脱水によって筋力・筋持久力・認知機能などが低下することは示されていますが、そこから「脱水=ケガが○倍」と直接結びつけないことも大切です。
汗では「塩分」も失っています
汗をなめると、しょっぱいですよね。
これは汗の中にナトリウムなどの電解質が含まれているからです。
506人のアスリート(成人367人、若年者139人)を調べた研究では、全身の発汗量は平均約1.2L/時、推定された汗のナトリウム濃度は平均約36mmol/Lでした。
ただし個人差は非常に大きく、発汗量は約0.26~5.73L/時、推定全身汗ナトリウム濃度は約18~71mmol/Lの範囲でした。
つまり、
「同じ練習をしているから、全員同じ量を飲めばいい」
とは限りません。
汗の量も、汗に含まれる塩分量も、人によってかなり違うのです。
たとえば汗1Lにナトリウムが40mmol含まれていた場合、失われるナトリウムは約920mgです。
食塩に換算すると約2.3gに相当します。
汗を大量にかく選手では、数時間の練習でかなりの水分と電解質を失う可能性があります。
ただし、だからといって全員が失った塩分を1mg単位ですべて補給する必要がある、という意味ではありません。発汗量、練習時間、食事、暑さ、個人の汗の塩分濃度などによって必要量は異なります。
水だけを大量に飲めばいいわけでもありません
暑い日の長時間の運動で大量に汗をかいている場合、水分だけでなく塩分も失っています。
一方で、水を必要以上に大量に飲むことにも問題があります。
運動中に汗や尿として失う量を大きく超えて水分を摂取すると、血液中のナトリウム濃度が低下する「運動関連低ナトリウム血症」を起こすことがあります。
つまり、
「脱水しないように、とにかく大量に飲めばいい」
でもありません。
大切なのは、汗で失った量を考えながら適切に補給することです。
自分がどれくらい汗をかいているか調べてみよう
特別な検査をしなくても、
練習前の体重 − 練習後の体重
を測るだけで、脱水の程度をある程度知ることができます。
たとえば練習前50.0kg、練習後49.2kgなら、0.8kg減っています。
体重の約1.6%です。
途中で500mL飲んでいたなら、尿などを無視した簡易計算では、
0.8L+0.5L=約1.3L
程度の水分を失ったと推定できます。
これを何回か測ると、
「自分は真夏の2時間練習でどれくらい汗をかくのか」
が分かってきます。
日本スポーツ協会も、運動による体重減少が2%を超えないように水分補給することを目安としています。
夏の部活動では「のどが渇いてから」だけに頼らない
特に暑い環境で長時間運動するときは、練習開始時点ですでに水分不足になっていないことが大切です。

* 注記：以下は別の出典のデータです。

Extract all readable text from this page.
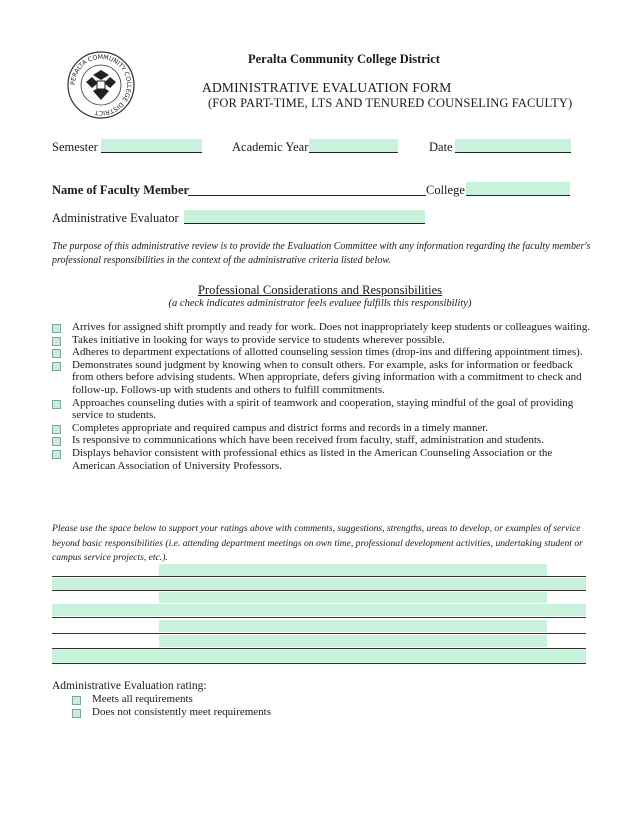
PERALTA COMMUNITY COLLEGE DISTRICT
Peralta Community College District
ADMINISTRATIVE EVALUATION FORM
(FOR PART-TIME, LTS AND TENURED COUNSELING FACULTY)
Semester	Academic Year	Date
Name of Faculty Member	College
Administrative Evaluator
The purpose of this administrative review is to provide the Evaluation Committee with any information regarding the faculty member's professional responsibilities in the context of the administrative criteria listed below.
Professional Considerations and Responsibilities
(a check indicates administrator feels evaluee fulfills this responsibility)
Arrives for assigned shift promptly and ready for work. Does not inappropriately keep students or colleagues waiting.
Takes initiative in looking for ways to provide service to students wherever possible.
Adheres to department expectations of allotted counseling session times (drop-ins and differing appointment times).
Demonstrates sound judgment by knowing when to consult others. For example, asks for information or feedback from others before advising students. When appropriate, defers giving information with a commitment to check and follow-up. Follows-up with students and others to fulfill commitments.
Approaches counseling duties with a spirit of teamwork and cooperation, staying mindful of the goal of providing service to students.
Completes appropriate and required campus and district forms and records in a timely manner.
Is responsive to communications which have been received from faculty, staff, administration and students.
Displays behavior consistent with professional ethics as listed in the American Counseling Association or the American Association of University Professors.
Please use the space below to support your ratings above with comments, suggestions, strengths, areas to develop, or examples of service beyond basic responsibilities (i.e. attending department meetings on own time, professional development activities, undertaking student or campus service projects, etc.).
Administrative Evaluation rating:
Meets all requirements
Does not consistently meet requirements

そして練習中も、給水できる時間を最初から決めておきましょう。
環境省の運動指針では、WBGT(暑さ指数)が28以上31未満では「激しい運動は中止」とされ、10~20分おきに休憩し、水分・塩分を補給することが推奨されています。
WBGT31以上では「運動は原則中止」、特に子どもについては中止すべきとされています。
「昔は水を飲まなかった」
「このくらい我慢できる」
ではなく、
暑さに合わせて練習そのものを変える
ことが、現代のスポーツ医学では重要です。
水分補給は「弱い選手が休むためのもの」ではありません。
最後まで良い動きを続けるためのトレーニングの一部です。
暑い日の練習では、
「倒れなかったから大丈夫」
ではなく、
「最後まで安全に、正確に、良いパフォーマンスを維持できたか」
をコンディショニングの基準にしてみてください。